Formado em direito pela PUC e jornalismo pela USP, o empresário não priorizou a busca de cargos eletivos ou públicos, mas chegou a ser pré-candidato a prefeito pelo MDB em 2008 e cotado para vice em 2012.
A dedicação maior é à atividade empresarial —sua holding atua no ramo de telecomunicações e investe, entre outros setores, em energias renováveis.
Fontes ouvidas pela reportagem dizem que é uma ilação e má-fé supor que decisões políticas de Toledo tenham ligação com interesses econômicos, mas reconhecem que, como articulador ou empresário, ele mantém um círculo variado de interlocutores e trânsito privilegiado, o que qualquer homem de negócios almeja.
No fim de 2023, Toledo fundou a Associação Brasileira de Armazenamento de Energia (Armazene) e reuniu em um jantar o ex-governador João Doria (ex-PSDB), a pré-candidata Tabata Amaral (PSB), o ex-ministro Moreira Franco (MDB) e o deputado federal Arnaldo Jardim (Cidadania-SP), que preside o conselho consultivo da entidade.
O site da Armazene registra que Toledo e outros diretores viajaram a Brasília para um seminário do setor e foram recebidos em 27 de novembro no Palácio do Planalto pelo ministro petista Alexandre Padilha (Secretaria de Relações Institucionais).

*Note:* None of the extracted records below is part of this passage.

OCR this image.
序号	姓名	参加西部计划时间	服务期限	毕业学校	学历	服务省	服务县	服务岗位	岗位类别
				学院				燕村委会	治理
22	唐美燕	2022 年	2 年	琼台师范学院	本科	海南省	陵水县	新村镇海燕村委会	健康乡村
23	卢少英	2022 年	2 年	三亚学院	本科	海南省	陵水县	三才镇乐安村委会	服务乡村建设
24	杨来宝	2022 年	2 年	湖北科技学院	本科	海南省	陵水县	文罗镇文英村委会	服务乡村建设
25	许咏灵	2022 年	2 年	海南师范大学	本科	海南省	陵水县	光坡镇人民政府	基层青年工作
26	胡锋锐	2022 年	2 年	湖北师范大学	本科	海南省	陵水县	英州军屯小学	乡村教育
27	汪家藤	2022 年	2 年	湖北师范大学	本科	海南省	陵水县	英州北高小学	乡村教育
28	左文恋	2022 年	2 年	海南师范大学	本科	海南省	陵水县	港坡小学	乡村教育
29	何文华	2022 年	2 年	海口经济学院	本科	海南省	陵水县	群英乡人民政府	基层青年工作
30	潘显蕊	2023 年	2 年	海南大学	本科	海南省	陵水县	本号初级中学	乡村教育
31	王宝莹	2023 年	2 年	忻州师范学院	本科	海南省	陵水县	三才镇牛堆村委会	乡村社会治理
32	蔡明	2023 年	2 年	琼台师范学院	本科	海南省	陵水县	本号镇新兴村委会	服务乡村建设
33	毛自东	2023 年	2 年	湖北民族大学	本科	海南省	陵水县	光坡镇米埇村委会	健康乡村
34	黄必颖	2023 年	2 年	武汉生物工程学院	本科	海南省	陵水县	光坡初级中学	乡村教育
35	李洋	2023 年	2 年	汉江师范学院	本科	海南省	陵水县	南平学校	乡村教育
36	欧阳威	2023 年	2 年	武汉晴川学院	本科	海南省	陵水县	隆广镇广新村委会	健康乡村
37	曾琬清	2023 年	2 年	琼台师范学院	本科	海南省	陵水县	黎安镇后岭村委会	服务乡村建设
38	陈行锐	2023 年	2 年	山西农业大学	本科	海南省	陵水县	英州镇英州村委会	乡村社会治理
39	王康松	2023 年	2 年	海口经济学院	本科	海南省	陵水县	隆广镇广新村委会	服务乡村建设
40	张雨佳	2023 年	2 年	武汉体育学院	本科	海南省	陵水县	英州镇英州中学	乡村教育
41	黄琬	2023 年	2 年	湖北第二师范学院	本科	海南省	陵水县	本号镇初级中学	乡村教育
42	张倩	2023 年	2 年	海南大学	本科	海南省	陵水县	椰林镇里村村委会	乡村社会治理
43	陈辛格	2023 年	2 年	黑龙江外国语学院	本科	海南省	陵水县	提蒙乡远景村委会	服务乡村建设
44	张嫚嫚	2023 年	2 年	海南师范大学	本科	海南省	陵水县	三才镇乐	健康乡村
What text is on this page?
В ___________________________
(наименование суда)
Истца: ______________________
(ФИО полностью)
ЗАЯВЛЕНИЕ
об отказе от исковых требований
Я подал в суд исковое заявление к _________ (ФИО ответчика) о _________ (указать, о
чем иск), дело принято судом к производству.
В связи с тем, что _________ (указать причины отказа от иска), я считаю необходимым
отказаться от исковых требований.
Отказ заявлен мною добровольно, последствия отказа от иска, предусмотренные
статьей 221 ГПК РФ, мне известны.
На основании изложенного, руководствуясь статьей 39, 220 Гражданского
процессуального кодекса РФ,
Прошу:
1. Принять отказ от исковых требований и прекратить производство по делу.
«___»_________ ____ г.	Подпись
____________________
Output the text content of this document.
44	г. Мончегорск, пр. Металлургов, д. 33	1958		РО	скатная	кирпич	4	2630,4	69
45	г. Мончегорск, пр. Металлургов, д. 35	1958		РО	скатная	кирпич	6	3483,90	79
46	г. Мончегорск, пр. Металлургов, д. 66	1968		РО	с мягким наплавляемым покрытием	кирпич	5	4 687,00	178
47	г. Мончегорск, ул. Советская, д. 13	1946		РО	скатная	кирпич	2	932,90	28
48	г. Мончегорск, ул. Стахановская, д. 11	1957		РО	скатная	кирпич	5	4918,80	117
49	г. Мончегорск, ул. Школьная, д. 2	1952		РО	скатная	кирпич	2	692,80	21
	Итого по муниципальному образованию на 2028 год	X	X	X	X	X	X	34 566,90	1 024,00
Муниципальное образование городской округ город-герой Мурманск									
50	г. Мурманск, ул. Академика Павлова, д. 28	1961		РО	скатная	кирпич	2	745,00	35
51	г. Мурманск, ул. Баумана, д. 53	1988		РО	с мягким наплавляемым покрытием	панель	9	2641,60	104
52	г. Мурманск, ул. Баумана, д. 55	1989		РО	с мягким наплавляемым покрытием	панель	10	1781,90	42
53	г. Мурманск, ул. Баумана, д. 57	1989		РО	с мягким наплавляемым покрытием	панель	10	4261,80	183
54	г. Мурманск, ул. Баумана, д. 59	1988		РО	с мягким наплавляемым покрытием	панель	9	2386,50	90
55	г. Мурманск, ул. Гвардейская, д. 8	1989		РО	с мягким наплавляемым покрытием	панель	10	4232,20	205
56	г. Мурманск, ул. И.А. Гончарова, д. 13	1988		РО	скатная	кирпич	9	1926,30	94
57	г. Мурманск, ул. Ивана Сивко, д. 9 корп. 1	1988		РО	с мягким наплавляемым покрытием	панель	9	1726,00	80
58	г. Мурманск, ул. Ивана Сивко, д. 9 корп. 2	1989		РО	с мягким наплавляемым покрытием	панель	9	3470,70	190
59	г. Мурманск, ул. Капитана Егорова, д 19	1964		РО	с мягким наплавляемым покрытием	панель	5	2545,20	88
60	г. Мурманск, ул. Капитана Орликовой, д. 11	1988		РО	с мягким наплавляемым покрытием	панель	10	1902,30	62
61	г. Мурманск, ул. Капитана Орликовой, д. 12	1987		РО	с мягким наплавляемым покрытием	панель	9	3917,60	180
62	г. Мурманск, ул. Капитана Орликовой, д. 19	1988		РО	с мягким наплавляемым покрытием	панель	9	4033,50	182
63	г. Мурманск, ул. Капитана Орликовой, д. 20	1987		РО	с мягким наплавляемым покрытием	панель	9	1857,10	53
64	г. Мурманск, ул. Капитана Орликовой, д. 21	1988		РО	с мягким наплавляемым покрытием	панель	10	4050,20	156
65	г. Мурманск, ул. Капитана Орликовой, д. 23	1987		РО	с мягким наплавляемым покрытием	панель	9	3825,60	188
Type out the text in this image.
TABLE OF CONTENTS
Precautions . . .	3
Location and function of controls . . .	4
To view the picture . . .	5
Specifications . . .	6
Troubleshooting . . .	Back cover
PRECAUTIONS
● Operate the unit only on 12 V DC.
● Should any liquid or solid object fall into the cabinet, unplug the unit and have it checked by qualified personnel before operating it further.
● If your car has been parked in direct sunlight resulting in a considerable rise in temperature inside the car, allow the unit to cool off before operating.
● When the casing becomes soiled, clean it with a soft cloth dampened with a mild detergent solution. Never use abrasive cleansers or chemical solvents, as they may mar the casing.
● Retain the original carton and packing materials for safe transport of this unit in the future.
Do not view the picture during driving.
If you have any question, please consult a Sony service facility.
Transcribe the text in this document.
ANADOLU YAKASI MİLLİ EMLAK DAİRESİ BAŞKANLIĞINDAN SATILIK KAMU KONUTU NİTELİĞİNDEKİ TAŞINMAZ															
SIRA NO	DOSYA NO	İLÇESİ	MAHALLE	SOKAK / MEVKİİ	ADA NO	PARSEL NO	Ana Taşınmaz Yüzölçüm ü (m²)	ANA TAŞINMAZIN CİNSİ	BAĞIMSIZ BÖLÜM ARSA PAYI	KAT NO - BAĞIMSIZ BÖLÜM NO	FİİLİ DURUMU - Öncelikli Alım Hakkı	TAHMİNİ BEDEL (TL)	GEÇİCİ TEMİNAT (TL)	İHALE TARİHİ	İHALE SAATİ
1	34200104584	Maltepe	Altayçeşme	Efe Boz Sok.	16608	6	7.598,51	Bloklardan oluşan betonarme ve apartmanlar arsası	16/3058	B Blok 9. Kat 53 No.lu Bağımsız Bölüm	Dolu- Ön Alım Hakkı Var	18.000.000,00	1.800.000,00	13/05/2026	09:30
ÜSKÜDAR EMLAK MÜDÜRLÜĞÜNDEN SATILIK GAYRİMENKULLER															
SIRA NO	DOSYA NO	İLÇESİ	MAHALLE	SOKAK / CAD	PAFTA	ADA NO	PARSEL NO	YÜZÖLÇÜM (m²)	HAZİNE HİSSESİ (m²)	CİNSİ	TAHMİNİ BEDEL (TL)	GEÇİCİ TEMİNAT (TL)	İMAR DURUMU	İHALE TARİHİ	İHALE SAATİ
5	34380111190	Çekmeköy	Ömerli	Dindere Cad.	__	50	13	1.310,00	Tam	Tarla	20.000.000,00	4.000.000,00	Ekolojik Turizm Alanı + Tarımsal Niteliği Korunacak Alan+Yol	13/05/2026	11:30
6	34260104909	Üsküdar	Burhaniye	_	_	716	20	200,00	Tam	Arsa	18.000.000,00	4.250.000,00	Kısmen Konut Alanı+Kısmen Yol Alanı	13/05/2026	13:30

A agenda dele não registra esse encontro, e a pasta não comentou o assunto.
A reportagem apurou que Toledo também esteve com Marco Aurélio Ribeiro, conhecido como Marcola, chefe de gabinete de Lula —fato que, ao ser descoberto por Nunes, fez o prefeito perceber que a costura de Marta com o presidente estava perto de ser concluída.